(Bloomberg News) To celebrate her 60th birthday, Jane Fonda wanted to make a video about her life.

"Why don't you just get a chameleon and let it crawl across the screen?" her daughter, Vanessa, sarcastically suggested.

That anecdote in Patricia Bosworth's no-holds-barred biography, "Jane Fonda: The Private Life of a Public Woman," aptly sums up the mercurial movie star, sex symbol, social activist, exercise guru and trophy wife.

The daughter of Hollywood legend Henry Fonda has had more reincarnations than Shirley MacLaine. Her three husbands -- filmmaker Roger Vadim, political firebrand Tom Hayden and media tycoon Ted Turner -- reflect the scope of her interests, not to mention her lifelong search to fill the emotional void left by her prickly relationship with her distant father.

Bosworth writes about all aspects of Fonda's life, from her struggles with bulimia and guilt over her mother's suicide to death threats resulting from her trip to Hanoi during the Vietnam War.

Fonda's antiwar activities in the 1970s, along with her support of the Black Panthers, Native Americans and other left- wing causes, gets extensive coverage in the book.

Her 1972 visit to Hanoi, where she denounced U.S. President Richard Nixon as a war criminal and was photographed sitting on a North Vietnamese anti-aircraft gun, led to accusations of treason (she was tagged "Hanoi Jane") and a congressman's call for her tongue to be cut off.

Sex Adventures

Fonda apologized for the picture years later, telling ABC's Barbara Walters that it "was a thoughtless, careless thing to do knowing the power of images."

The actress wasn't as strong-willed in her personal life as she was with her politics. She tolerated years of womanizing by all three of her husbands -- who knew that homely Hayden was a Lothario? -- before the marriages crumbled.

Fonda was especially pliant with Vadim, agreeing (reluctantly, at first) to share their bed with other women and selected couples, including a one-time fling with Dennis Hopper and his then-wife Brooke Hayward. She even solicited ladies for their threesomes and had affairs she would describe to Vadim, according to the book.

Bosworth, a former actress who first met Fonda when they were students at the prestigious Actors Studio in the early 1960s, is sympathetic to Fonda. She doesn't fawn, however.

The bio includes unflattering stories that point out some of Fonda's less admirable traits, including her obsession with money and looks. She's had several plastic surgeries and still fretted about finances even after she was extremely wealthy.

Oscar-Winning Roles

Bosworth does a fairly standard review of Fonda's movie career, from her futuristic sex-goddess in Vadim's "Barbarella" to her Oscar-winning roles as a disillusioned hooker in "Klute" and a military officer's wife who falls in love with a disabled Vietnam vet in "Coming Home."

Fonda finally got to work with her father in "On Golden Pond," which earned Henry Fonda his only acting Oscar just four months before his death in 1982.

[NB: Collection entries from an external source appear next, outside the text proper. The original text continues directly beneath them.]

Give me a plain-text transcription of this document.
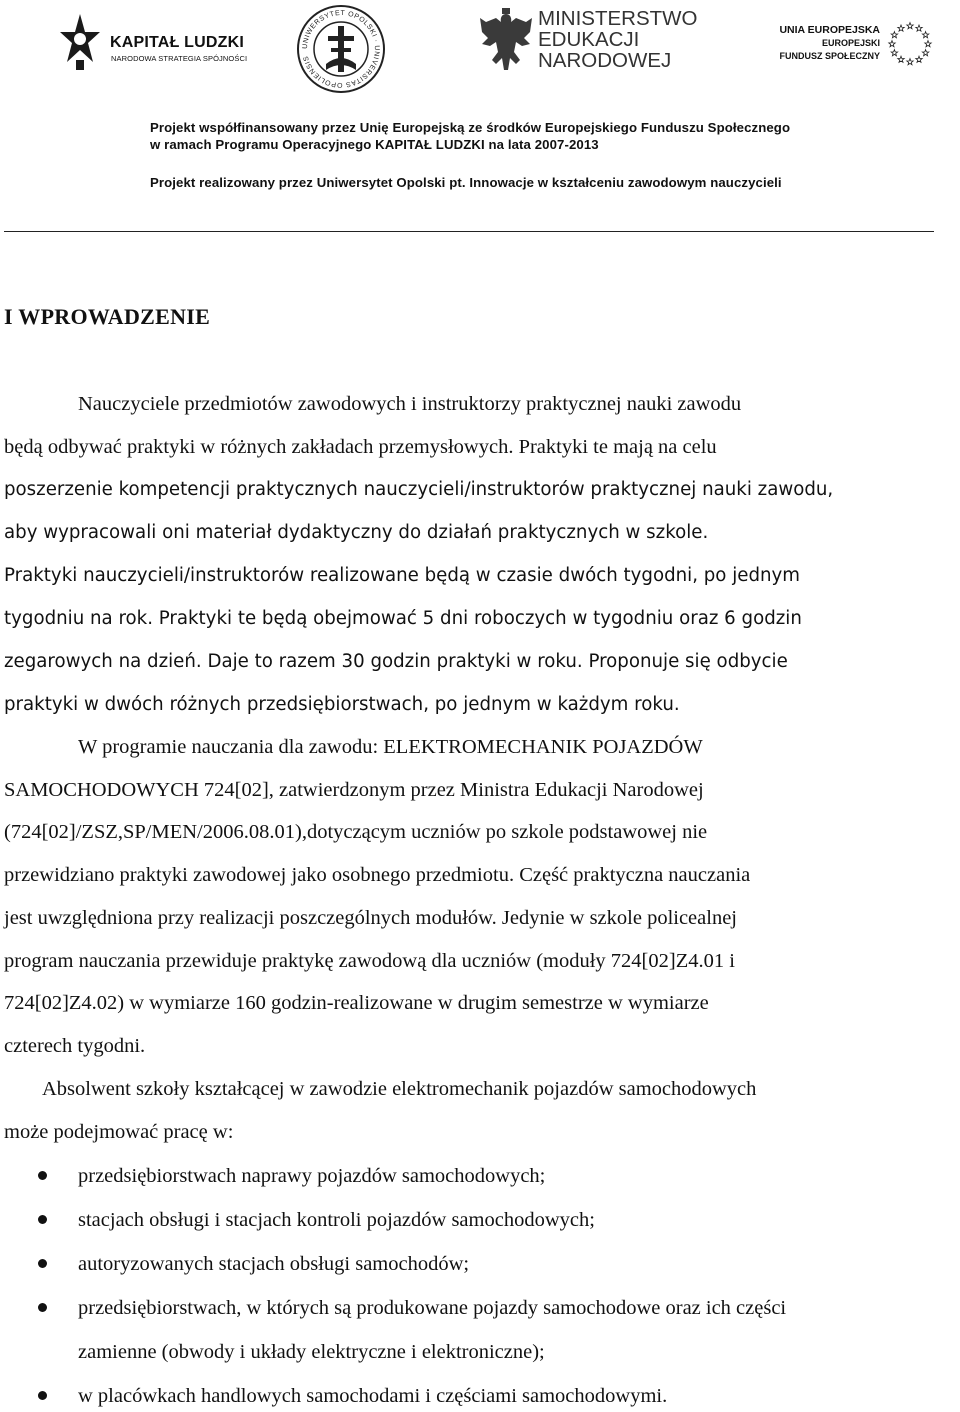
KAPITAŁ LUDZKI
NARODOWA STRATEGIA SPÓJNOŚCI
UNIWERSYTET OPOLSKI · UNIVERSITAS OPOLIENSIS
MINISTERSTWO
EDUKACJI
NARODOWEJ
UNIA EUROPEJSKA
EUROPEJSKI
FUNDUSZ SPOŁECZNY
Projekt współfinansowany przez Unię Europejską ze środków Europejskiego Funduszu Społecznego
w ramach Programu Operacyjnego KAPITAŁ LUDZKI na lata 2007-2013
Projekt realizowany przez Uniwersytet Opolski pt. Innowacje w kształceniu zawodowym nauczycieli
I WPROWADZENIE

Nauczyciele przedmiotów zawodowych i instruktorzy praktycznej nauki zawodu

będą odbywać praktyki w różnych zakładach przemysłowych. Praktyki te mają na celu

poszerzenie kompetencji praktycznych nauczycieli/instruktorów praktycznej nauki zawodu,

aby wypracowali oni materiał dydaktyczny do działań praktycznych w szkole.

Praktyki nauczycieli/instruktorów realizowane będą w czasie dwóch tygodni, po jednym

tygodniu na rok. Praktyki te będą obejmować 5 dni roboczych w tygodniu oraz 6 godzin

zegarowych na dzień. Daje to razem 30 godzin praktyki w roku. Proponuje się odbycie

praktyki w dwóch różnych przedsiębiorstwach, po jednym w każdym roku.

W programie nauczania dla zawodu: ELEKTROMECHANIK POJAZDÓW

SAMOCHODOWYCH 724[02], zatwierdzonym przez Ministra Edukacji Narodowej

(724[02]/ZSZ,SP/MEN/2006.08.01),dotyczącym uczniów po szkole podstawowej nie

przewidziano praktyki zawodowej jako osobnego przedmiotu. Część praktyczna nauczania

jest uwzględniona przy realizacji poszczególnych modułów. Jedynie w szkole policealnej

program nauczania przewiduje praktykę zawodową dla uczniów (moduły 724[02]Z4.01 i

724[02]Z4.02) w wymiarze 160 godzin-realizowane w drugim semestrze w wymiarze

czterech tygodni.

Absolwent szkoły kształcącej w zawodzie elektromechanik pojazdów samochodowych

może podejmować pracę w:

przedsiębiorstwach naprawy pojazdów samochodowych;

stacjach obsługi i stacjach kontroli pojazdów samochodowych;

autoryzowanych stacjach obsługi samochodów;

przedsiębiorstwach, w których są produkowane pojazdy samochodowe oraz ich części

zamienne (obwody i układy elektryczne i elektroniczne);

w placówkach handlowych samochodami i częściami samochodowymi.
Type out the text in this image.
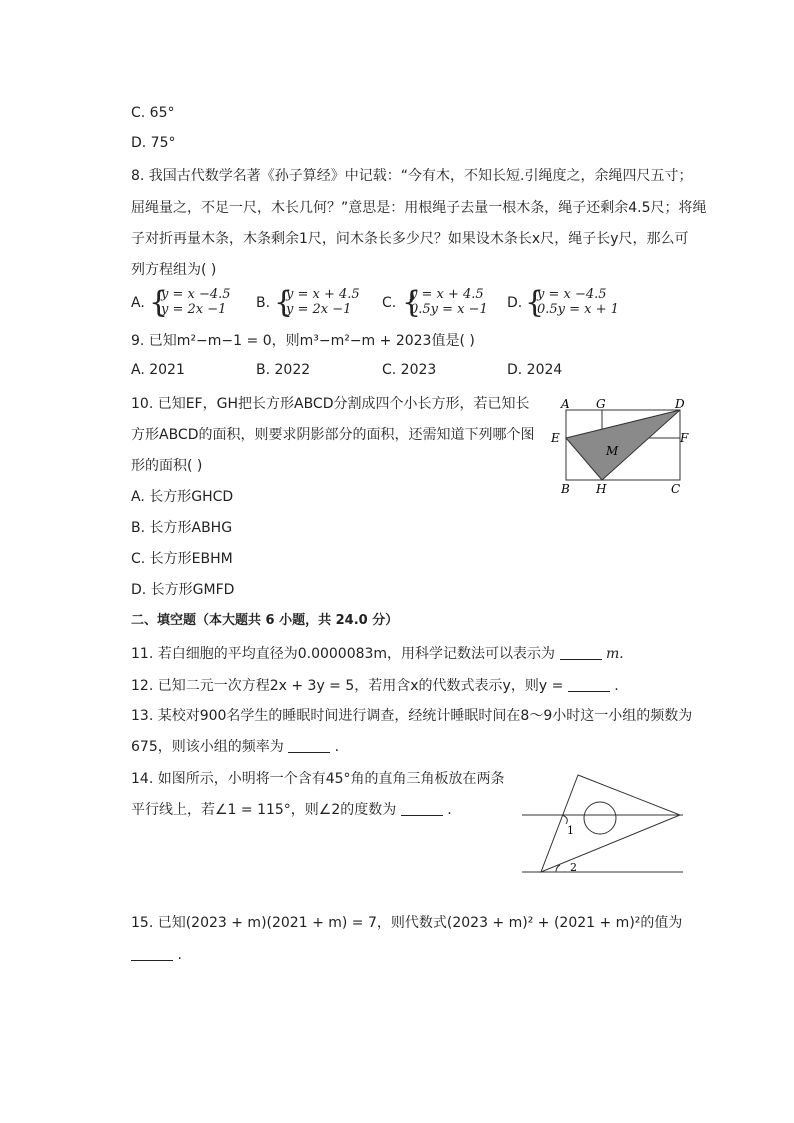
C. 65°
D. 75°
8. 我国古代数学名著《孙子算经》中记载：“今有木，不知长短.引绳度之，余绳四尺五寸；
屈绳量之，不足一尺，木长几何？”意思是：用根绳子去量一根木条，绳子还剩余4.5尺；将绳
子对折再量木条，木条剩余1尺，问木条长多少尺？如果设木条长x尺，绳子长y尺，那么可
列方程组为( )
A. {
y = x −4.5
y = 2x −1 B. {
y = x + 4.5
y = 2x −1 C. {
y = x + 4.5
0.5y = x −1 D. {
y = x −4.5
0.5y = x + 1
9. 已知m²−m−1 = 0，则m³−m²−m + 2023值是( )
A. 2021	B. 2022	C. 2023	D. 2024
10. 已知EF，GH把长方形ABCD分割成四个小长方形，若已知长
方形ABCD的面积，则要求阴影部分的面积，还需知道下列哪个图
形的面积( )
A. 长方形GHCD
B. 长方形ABHG
C. 长方形EBHM
D. 长方形GMFD
A G	D
E	F
M
B H	C
二、填空题（本大题共 6 小题，共 24.0 分）
11. 若白细胞的平均直径为0.0000083m，用科学记数法可以表示为	m.
12. 已知二元一次方程2x + 3y = 5，若用含x的代数式表示y，则y =	.
13. 某校对900名学生的睡眠时间进行调查，经统计睡眠时间在8～9小时这一小组的频数为
675，则该小组的频率为	.
14. 如图所示，小明将一个含有45°角的直角三角板放在两条
平行线上，若∠1 = 115°，则∠2的度数为	.
1
2
15. 已知(2023 + m)(2021 + m) = 7，则代数式(2023 + m)² + (2021 + m)²的值为
.
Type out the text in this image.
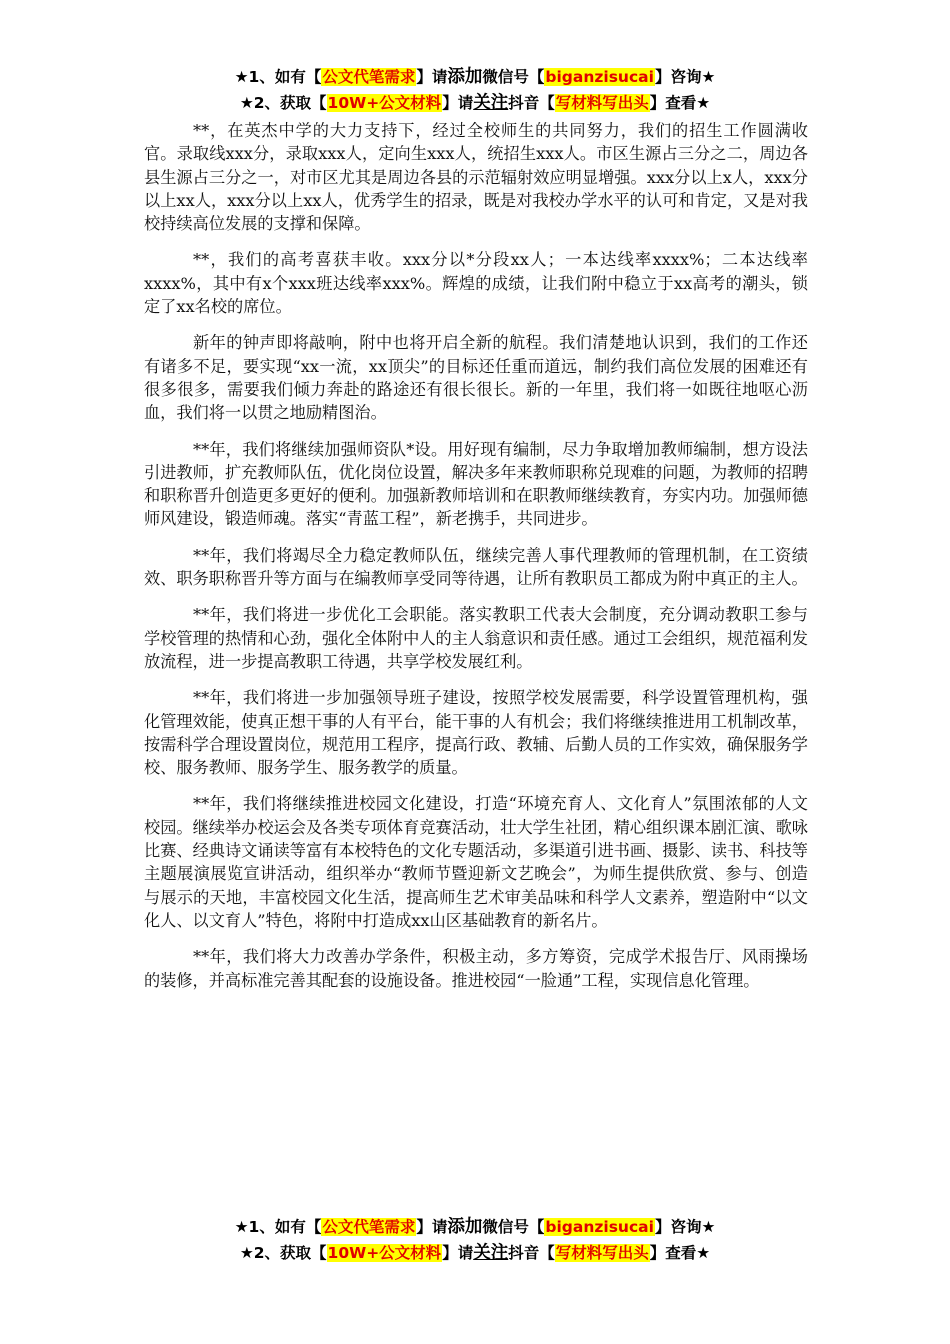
★1、如有【公文代笔需求】请添加微信号【biganzisucai】咨询★
★2、获取【10W+公文材料】请关注抖音【写材料写出头】查看★

**，在英杰中学的大力支持下，经过全校师生的共同努力，我们的招生工作圆满收官。录取线xxx分，录取xxx人，定向生xxx人，统招生xxx人。市区生源占三分之二，周边各县生源占三分之一，对市区尤其是周边各县的示范辐射效应明显增强。xxx分以上x人，xxx分以上xx人，xxx分以上xx人，优秀学生的招录，既是对我校办学水平的认可和肯定，又是对我校持续高位发展的支撑和保障。

**，我们的高考喜获丰收。xxx分以*分段xx人；一本达线率xxxx%；二本达线率xxxx%，其中有x个xxx班达线率xxx%。辉煌的成绩，让我们附中稳立于xx高考的潮头，锁定了xx名校的席位。

新年的钟声即将敲响，附中也将开启全新的航程。我们清楚地认识到，我们的工作还有诸多不足，要实现“xx一流，xx顶尖”的目标还任重而道远，制约我们高位发展的困难还有很多很多，需要我们倾力奔赴的路途还有很长很长。新的一年里，我们将一如既往地呕心沥血，我们将一以贯之地励精图治。

**年，我们将继续加强师资队*设。用好现有编制，尽力争取增加教师编制，想方设法引进教师，扩充教师队伍，优化岗位设置，解决多年来教师职称兑现难的问题，为教师的招聘和职称晋升创造更多更好的便利。加强新教师培训和在职教师继续教育，夯实内功。加强师德师风建设，锻造师魂。落实“青蓝工程”，新老携手，共同进步。

**年，我们将竭尽全力稳定教师队伍，继续完善人事代理教师的管理机制，在工资绩效、职务职称晋升等方面与在编教师享受同等待遇，让所有教职员工都成为附中真正的主人。

**年，我们将进一步优化工会职能。落实教职工代表大会制度，充分调动教职工参与学校管理的热情和心劲，强化全体附中人的主人翁意识和责任感。通过工会组织，规范福利发放流程，进一步提高教职工待遇，共享学校发展红利。

**年，我们将进一步加强领导班子建设，按照学校发展需要，科学设置管理机构，强化管理效能，使真正想干事的人有平台，能干事的人有机会；我们将继续推进用工机制改革，按需科学合理设置岗位，规范用工程序，提高行政、教辅、后勤人员的工作实效，确保服务学校、服务教师、服务学生、服务教学的质量。

**年，我们将继续推进校园文化建设，打造“环境充育人、文化育人”氛围浓郁的人文校园。继续举办校运会及各类专项体育竞赛活动，壮大学生社团，精心组织课本剧汇演、歌咏比赛、经典诗文诵读等富有本校特色的文化专题活动，多渠道引进书画、摄影、读书、科技等主题展演展览宣讲活动，组织举办“教师节暨迎新文艺晚会”，为师生提供欣赏、参与、创造与展示的天地，丰富校园文化生活，提高师生艺术审美品味和科学人文素养，塑造附中“以文化人、以文育人”特色，将附中打造成xx山区基础教育的新名片。

**年，我们将大力改善办学条件，积极主动，多方筹资，完成学术报告厅、风雨操场的装修，并高标准完善其配套的设施设备。推进校园“一脸通”工程，实现信息化管理。

★1、如有【公文代笔需求】请添加微信号【biganzisucai】咨询★
★2、获取【10W+公文材料】请关注抖音【写材料写出头】查看★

The film had special resonance for Jane because it portrayed a thorny father-daughter relationship much like the one she had with her own dad. Henry Fonda cast a huge shadow over Jane, who was always tormented by his lack of affection.

"I dream about him," she told Bosworth. "Wonder if he'd approve of what I'm doing now."

For many years Jane had problems connecting with Vanessa (her daughter with Vadim) and stepdaughter Nathalie Vadim. She was closer to Troy, her son with Hayden, and Lulu, a black girl she informally adopted during her marriage to Hayden.

Now 73 and single, Fonda is still evolving. In her senior years, she has become a born-again Christian, made a movie comeback in "Monster-in-Law," beaten breast cancer and turned into a doting grandmother.

With Jane Fonda, there's no telling what comes next.